Christopher A. Moore
39 Campbell L. Rev. 493 (2017)
Renowned ESPN NFL reporter Adam Schefter has nearly 6 million Twitter followers.1 Schefter has certainly worked hard to cultivate such a large following. He has spent his entire professional career earning the trust of valuable sources and works tirelessly to exchange information with NFL insiders who provide the substance of his reports.2 The preeminent NFL reporter frequently communicates on two phones at once and rarely, if ever, takes vacation.3 Yet, it is a near-certainty that Schefter would have far fewer followers without the ESPN name in his biography. Other significant NFL reporters such as FOX’s Jay Glazer and Sports Illustrated’s Peter King, for example, have 1.09 million4 and 1.82 million5 followers, respectively.
Now, suppose Schefter leaves ESPN and signs with a competing news outlet when his contract expires. Who retains access to those followers?6 Both ESPN and Schefter have substantial interests in the account. For ESPN, the account represents direct access to 6 million football fans who may click on links to its website7 or tune into ESPN programming after seeing a post promoting the network.8 ESPN would be justified in believing that the Twitter account was part of the employee’s work created within the scope of his employment. This could give it the superior claim under the copyright work-made-for-hire doctrine.9 On the other side of the coin, Schefter’s large following allows him to negotiate for a higher wage or even send out endorsements for sponsors,10 rendering the account potentially lucrative. Schefter also has a compelling claim to the account—it is an extension of his personality and the fruits of his labor, not all of which his employment necessarily requires.

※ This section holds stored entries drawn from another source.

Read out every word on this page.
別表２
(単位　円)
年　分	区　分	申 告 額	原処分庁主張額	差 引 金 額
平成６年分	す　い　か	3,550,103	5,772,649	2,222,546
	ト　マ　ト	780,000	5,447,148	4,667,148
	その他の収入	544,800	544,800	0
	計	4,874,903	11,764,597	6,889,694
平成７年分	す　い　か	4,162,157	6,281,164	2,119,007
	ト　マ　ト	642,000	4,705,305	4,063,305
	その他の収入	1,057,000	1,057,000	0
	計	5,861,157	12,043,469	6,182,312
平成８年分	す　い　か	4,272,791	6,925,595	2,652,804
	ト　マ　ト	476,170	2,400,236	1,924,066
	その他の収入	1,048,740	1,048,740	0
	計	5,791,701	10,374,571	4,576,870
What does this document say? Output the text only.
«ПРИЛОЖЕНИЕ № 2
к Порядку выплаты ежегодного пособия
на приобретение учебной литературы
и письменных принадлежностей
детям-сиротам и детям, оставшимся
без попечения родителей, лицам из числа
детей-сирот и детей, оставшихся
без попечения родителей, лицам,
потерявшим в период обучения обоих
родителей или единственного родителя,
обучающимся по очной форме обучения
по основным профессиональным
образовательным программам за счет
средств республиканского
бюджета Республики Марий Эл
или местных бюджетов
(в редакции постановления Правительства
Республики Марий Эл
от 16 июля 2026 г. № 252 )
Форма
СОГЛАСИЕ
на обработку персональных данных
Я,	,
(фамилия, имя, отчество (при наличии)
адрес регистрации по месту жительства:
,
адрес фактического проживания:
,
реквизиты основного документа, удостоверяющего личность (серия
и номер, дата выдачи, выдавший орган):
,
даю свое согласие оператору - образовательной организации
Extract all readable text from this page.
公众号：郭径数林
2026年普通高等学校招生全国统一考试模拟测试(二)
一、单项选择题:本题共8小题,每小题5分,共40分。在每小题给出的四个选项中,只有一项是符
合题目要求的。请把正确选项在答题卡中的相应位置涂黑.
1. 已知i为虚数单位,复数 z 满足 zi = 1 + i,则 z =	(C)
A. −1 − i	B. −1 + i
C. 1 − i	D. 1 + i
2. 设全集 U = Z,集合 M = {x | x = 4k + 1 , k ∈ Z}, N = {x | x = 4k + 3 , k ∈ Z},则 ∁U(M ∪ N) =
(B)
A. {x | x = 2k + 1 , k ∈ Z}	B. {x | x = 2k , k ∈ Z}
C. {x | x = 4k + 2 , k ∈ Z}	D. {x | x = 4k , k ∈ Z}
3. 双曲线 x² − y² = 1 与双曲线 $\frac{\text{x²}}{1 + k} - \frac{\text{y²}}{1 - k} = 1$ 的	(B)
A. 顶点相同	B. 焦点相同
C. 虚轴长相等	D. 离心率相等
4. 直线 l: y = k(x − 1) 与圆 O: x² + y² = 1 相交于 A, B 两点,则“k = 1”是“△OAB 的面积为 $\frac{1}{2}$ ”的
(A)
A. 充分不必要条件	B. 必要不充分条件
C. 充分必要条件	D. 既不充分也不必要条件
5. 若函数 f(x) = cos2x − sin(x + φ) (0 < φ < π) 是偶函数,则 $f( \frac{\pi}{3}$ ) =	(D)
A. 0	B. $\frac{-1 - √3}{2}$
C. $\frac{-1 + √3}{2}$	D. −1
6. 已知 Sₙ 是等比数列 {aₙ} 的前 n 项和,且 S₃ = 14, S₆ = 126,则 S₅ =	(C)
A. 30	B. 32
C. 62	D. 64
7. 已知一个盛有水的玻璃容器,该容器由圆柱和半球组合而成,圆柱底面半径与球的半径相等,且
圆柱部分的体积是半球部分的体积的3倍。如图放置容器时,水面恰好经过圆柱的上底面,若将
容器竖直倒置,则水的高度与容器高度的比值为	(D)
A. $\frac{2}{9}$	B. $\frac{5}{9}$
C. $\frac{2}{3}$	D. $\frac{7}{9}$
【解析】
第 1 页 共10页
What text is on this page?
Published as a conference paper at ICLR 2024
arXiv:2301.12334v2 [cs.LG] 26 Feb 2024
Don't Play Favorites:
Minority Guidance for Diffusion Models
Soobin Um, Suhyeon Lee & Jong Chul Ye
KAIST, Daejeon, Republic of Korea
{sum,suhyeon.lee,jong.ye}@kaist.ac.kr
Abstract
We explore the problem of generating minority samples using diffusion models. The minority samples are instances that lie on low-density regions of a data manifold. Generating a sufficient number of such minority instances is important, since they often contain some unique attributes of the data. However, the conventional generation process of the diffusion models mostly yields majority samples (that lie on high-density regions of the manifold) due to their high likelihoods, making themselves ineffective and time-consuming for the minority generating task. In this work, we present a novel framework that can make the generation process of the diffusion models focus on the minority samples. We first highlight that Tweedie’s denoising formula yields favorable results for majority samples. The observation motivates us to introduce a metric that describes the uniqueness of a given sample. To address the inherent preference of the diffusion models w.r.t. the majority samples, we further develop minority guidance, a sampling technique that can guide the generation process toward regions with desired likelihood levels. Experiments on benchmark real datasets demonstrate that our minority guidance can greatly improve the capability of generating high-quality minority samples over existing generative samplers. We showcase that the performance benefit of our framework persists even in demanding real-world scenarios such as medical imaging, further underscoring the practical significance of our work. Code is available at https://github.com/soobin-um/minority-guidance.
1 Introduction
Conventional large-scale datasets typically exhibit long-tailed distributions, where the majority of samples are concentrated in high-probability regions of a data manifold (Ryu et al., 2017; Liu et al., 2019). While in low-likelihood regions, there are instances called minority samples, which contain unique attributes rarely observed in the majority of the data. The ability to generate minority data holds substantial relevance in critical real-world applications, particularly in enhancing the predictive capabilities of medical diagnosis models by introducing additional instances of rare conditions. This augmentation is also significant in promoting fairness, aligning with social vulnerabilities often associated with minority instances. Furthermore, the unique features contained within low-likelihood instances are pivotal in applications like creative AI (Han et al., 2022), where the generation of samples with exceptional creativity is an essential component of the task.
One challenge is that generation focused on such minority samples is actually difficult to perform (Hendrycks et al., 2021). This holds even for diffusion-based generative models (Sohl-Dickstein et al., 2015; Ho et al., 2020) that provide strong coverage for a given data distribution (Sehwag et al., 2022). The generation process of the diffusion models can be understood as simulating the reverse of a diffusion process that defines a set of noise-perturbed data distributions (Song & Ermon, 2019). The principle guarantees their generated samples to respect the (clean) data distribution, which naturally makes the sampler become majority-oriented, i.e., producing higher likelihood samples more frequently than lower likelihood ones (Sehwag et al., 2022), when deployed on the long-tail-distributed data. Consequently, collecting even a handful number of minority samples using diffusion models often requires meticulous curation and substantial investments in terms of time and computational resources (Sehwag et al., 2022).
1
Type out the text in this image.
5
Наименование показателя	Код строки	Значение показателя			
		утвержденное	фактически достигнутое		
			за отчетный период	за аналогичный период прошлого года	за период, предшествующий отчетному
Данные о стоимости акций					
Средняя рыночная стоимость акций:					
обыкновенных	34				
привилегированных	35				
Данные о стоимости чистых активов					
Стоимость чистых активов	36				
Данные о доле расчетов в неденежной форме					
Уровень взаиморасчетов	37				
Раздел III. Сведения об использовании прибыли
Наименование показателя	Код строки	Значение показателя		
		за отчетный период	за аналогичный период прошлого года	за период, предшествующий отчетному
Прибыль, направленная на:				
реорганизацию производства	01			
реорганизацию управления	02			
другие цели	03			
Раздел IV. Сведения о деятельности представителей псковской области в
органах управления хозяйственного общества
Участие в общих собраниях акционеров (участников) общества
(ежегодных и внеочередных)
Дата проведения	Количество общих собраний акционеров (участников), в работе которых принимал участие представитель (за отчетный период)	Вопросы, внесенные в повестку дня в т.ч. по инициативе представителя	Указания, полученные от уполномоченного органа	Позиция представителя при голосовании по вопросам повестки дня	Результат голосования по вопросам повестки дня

This hypothetical conflict is becoming reality in offices across the country. In the modern workplace, employers are encouraging or expecting their employees to maintain social media presences.11 The chief executive officers of companies use LinkedIn to foster relationships with clients12or Twitter to keep the public abreast of their developments.13 Further down the chain of command, salesmen pitch products on Facebook accounts, and public relations directors carefully groom corporate Twitter profiles. More and more companies are hiring employees for the exclusive purpose of running their social media accounts from behind the curtain.14 Yet, some things about the employment relationship never change. Employers and employees will always split for sundry reasons. The only difference is that now, the fight over the rolodex becomes the fight over the password.
Disputes over the rights to use social media accounts are beginning to creep into caselaw.15 But, so far, the outcomes have been inconsistent, if not entirely contradictory. This Comment explores the property interests that employers and employees have in professional social media accounts and suggests one framework for resolving the conflicts surrounding those interests. Part I explains three of the most prominent social media platforms that professionals frequently use, the value of a social media connection, and why this issue is so disputed. Part II discusses the body of caselaw that is beginning to form in this area and explains the need for consistency moving forward. Part III proposes a framework that courts should adopt when addressing disputes over the access to social media accounts.